The ad specifically singles out Trump, DeSantis and Scott -- referring to them as "These Guys."
Separately, the political arm of the National Organization for Women endorsed Biden on Friday just minutes before his primary challengers, Marianne Williamson, delivered the keynote at the Georgia chapter's state conference.
"Women are not going to let the extremists continue on their path of destruction to tear our lives apart," the group's president, Christian F. Nunes, said in a statement.
-ABC's Fritz Farrow
Scott has tense exchange with voter over Trump
Scott, who has centered his campaign on optimism rather than criticism, was confronted by a voter in New Hampshire on his approach to Trump.
"If you don't stand up to Trump, how are you going to stand up to the president of Russia and China?" David Coffey, a 79-year-old independent who said he supports Chris Christie, asked Scott.
The two went back and forth on the issue, with Scott saying they were in disagreement "with the foundation of the question."
"Do you want to have a conversation, or do you want to monologue?" Scott said at one point. "I'm happy to listen, but if you want to have a dialogue, then I'll be speaking as well."

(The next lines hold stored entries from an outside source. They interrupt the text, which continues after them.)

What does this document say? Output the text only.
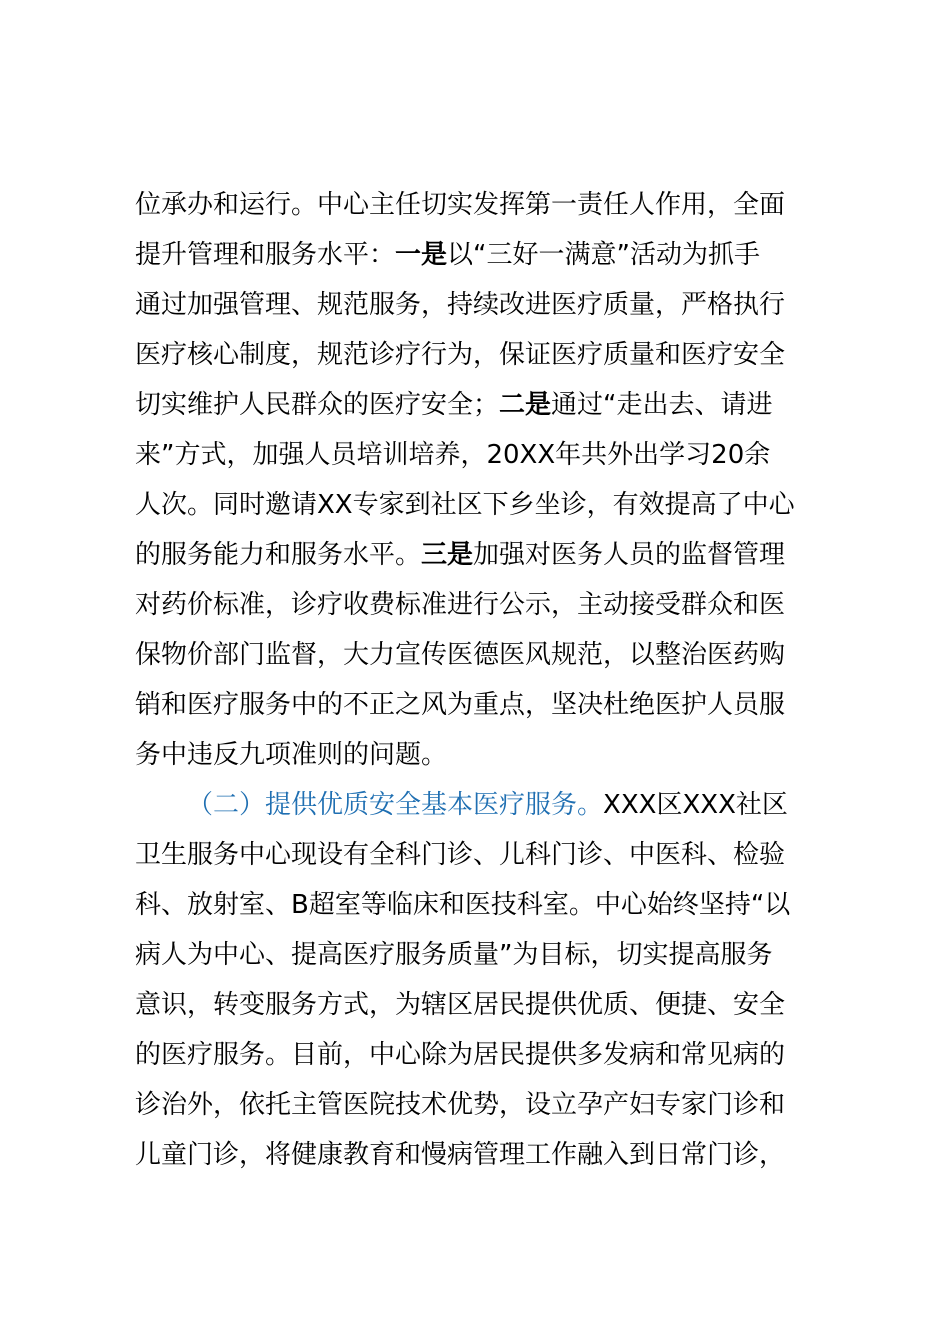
位承办和运行。中心主任切实发挥第一责任人作用，全面
提升管理和服务水平：一是以“三好一满意”活动为抓手
通过加强管理、规范服务，持续改进医疗质量，严格执行
医疗核心制度，规范诊疗行为，保证医疗质量和医疗安全
切实维护人民群众的医疗安全；二是通过“走出去、请进
来”方式，加强人员培训培养，20XX年共外出学习20余
人次。同时邀请XX专家到社区下乡坐诊，有效提高了中心
的服务能力和服务水平。三是加强对医务人员的监督管理
对药价标准，诊疗收费标准进行公示，主动接受群众和医
保物价部门监督，大力宣传医德医风规范，以整治医药购
销和医疗服务中的不正之风为重点，坚决杜绝医护人员服
务中违反九项准则的问题。
（二）提供优质安全基本医疗服务。XXX区XXX社区
卫生服务中心现设有全科门诊、儿科门诊、中医科、检验
科、放射室、B超室等临床和医技科室。中心始终坚持“以
病人为中心、提高医疗服务质量”为目标，切实提高服务
意识，转变服务方式，为辖区居民提供优质、便捷、安全
的医疗服务。目前，中心除为居民提供多发病和常见病的
诊治外，依托主管医院技术优势，设立孕产妇专家门诊和
儿童门诊，将健康教育和慢病管理工作融入到日常门诊，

-ABC's Gabriella Abdul-Hakim
Houston to host 2028 RNC convention
With still a year left to go before the RNC's 2024 convention in Milwaukee, the party announced Friday the host city for its convention in 2028: Houston, Texas.
"I will say the RNC was blown away when we came to Houston. We were blown away from start to finish. It was one of the best bids I have ever seen of any city for any convention, and I have no doubt that they will put together one of the best conventions that the entire country has ever seen in 2028," RNC chairwoman Ronna McDaniel said.
McDaniel also noted that the RNC's selection of Houston was, in part, due to Republicans' emphasis mobilizing Hispanic voters and electing Hispanic representatives in recent cycles.
Houston's Democratic Mayor Sylvester Turner even helped in working to secure the location.
"As the nation's most diverse and inclusive city, we believe Houston represents the future of the United States and our aspirations as a country. We're excited to showcase that identity and Houston's unsurpassed hospitality. We thank the RNC for selecting Houston to host the 2028 Republican National Convention," Turner said in an RNC news release.